Ahora, a tres años de su muerte –a los 71 años–, se editan los Cuentos completos de McGahern. El rol de cuentista le resultaba, de alguna manera, secundario: primariamente, McGahern fue un novelista (la más famosa de sus ficciones largas, Amongst Women, fue adaptada como miniserie para la BBC y estuvo en la short-list del premio Booker’s); sus cuentos, recopilados por primera vez en 1992, demuestran esa exuberancia, con personajes que aparecen en varias narraciones, con cuentos que complementan o continúan a otros, con finales abiertos o irresueltos. Un ejemplo claro es el de los cuentos Ruedas y Reloj de oro: ambos están protagonizados por los mismos padre e hijo, que viven una competencia que es también la del campo y la ciudad, la de lo estático y lo móvil. En Reloj de oro queda claro: el padre prefiere el viejo aparato que no da la hora, mientras desprecia con violencia el regalo del hijo, un reloj canadiense nuevo, comprado en un viaje, que termina por hundir en veneno líquido, a la intemperie, en el campo, para detener el tiempo y todo cambio. Estos dos cuentos, juntos, forman una narración extraordinaria que encuentra a la dupla en dos momentos de diferentes grados de tensión. La preocupación por la relación de padres e hijos es constante en McGahern y en estos cuentos. Escribe en Ruedas: “Yo conocía la rueda: los padres se convierten en hijos de sus hijos, que retribuyen el cuidado que recibieron cuando eran niños, y al acercarse la muerte, los padres se convierten en niños otra vez”.

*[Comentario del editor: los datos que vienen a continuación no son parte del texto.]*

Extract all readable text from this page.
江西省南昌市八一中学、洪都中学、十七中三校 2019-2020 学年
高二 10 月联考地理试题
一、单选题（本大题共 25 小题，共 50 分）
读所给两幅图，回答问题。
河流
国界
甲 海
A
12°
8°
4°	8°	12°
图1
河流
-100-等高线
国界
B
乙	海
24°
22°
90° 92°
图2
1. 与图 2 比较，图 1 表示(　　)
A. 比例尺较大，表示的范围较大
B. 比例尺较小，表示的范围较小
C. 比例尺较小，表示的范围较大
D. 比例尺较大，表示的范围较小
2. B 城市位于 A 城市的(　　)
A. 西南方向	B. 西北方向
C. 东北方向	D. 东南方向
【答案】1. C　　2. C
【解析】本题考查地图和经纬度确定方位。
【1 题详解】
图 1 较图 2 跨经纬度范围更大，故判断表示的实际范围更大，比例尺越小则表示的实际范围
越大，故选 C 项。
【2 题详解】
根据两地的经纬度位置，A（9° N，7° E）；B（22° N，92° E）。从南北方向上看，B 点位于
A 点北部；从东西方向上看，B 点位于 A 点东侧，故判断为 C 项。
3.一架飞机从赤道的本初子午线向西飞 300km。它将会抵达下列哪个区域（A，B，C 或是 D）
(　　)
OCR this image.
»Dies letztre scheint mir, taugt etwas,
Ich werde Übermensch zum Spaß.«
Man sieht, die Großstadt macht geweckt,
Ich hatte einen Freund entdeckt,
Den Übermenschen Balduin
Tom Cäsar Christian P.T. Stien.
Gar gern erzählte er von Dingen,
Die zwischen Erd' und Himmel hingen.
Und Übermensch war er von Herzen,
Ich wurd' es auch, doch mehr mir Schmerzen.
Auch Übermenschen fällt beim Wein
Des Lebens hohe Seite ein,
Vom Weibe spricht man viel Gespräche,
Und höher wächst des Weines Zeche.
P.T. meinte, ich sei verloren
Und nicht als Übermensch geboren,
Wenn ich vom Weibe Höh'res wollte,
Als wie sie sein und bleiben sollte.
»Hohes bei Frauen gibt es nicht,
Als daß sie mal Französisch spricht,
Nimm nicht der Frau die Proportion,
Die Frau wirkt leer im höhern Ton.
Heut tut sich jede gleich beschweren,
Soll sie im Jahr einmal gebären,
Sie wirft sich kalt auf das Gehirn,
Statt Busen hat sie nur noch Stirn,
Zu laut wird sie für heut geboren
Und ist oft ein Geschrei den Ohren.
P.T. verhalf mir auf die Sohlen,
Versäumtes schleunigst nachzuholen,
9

Los personajes de los cuentos de McGahern son arquetipos: sargentos de pueblo, pescadores, campesinos, jóvenes trabajadores aunque borrachines, pero sobre todo maestros, seminaristas y sacerdotes, pilares de la comunidad de la Irlanda rural, actores sociales que McGahern conoció muy bien. Sobre todos flota una melancolía que se traduce en cuentos sobre lacónicos encuentros nocturnos, retazos de conversaciones, insinuaciones de una violencia que está allí abajo, en las napas, pero que amenaza siempre con desbordarse, como en Navidad, donde un chico de un orfanato reacciona pésimo ante un regalo –se le mezclan deseo y resentimiento– y las buenas intenciones de todos vuelan por los aires. McGahern es implacable en su descripción del mundo del trabajo manual: “Empujar con la rodilla en carne viva para clavar la pala sostenida en manos ampolladas al mismo ritmo que los demás”, escribe en Corazones de roble y panzas de latón, sobre obreros irlandeses que se mudan a Inglaterra para tratar de conseguir un mejor sueldo (situación que se repite, pero termina de manera muy infeliz, en Fe, Esperanza y Caridad). Pero los mejores relatos de este volumen son dos que, curiosamente, se contraponen: El aliento a vino, sobre un sacerdote que, durante un paseo, tiene una revelación sobre el fin de la vida, casi una epifanía, pero sin embargo se entrega a lo inevitable con una tensa calma; y Lavin, un relato de iniciación sexual protagonizado por dos adolescentes varones y un hombre mayor, perverso y libidinoso; un cuento ambiguo, violento, en el que McGahern ofrece una mirada perturbadora sobre la juventud y el deseo.
La desesperanza de McGahern no cede cuando ubica sus cuentos en Dublín, porque parece no poder sacudirse esa oscuridad primigenia. O como rezonga uno de los jóvenes urbanos de Paracaídas después de ver caer un panadero (vegetal, no un trabajador de la harina) que le recuerda su origen: “La vieja y aburrida Irlanda rural ataca de nuevo. Hasta su ciudad principal tiene un pie en el estiércol”.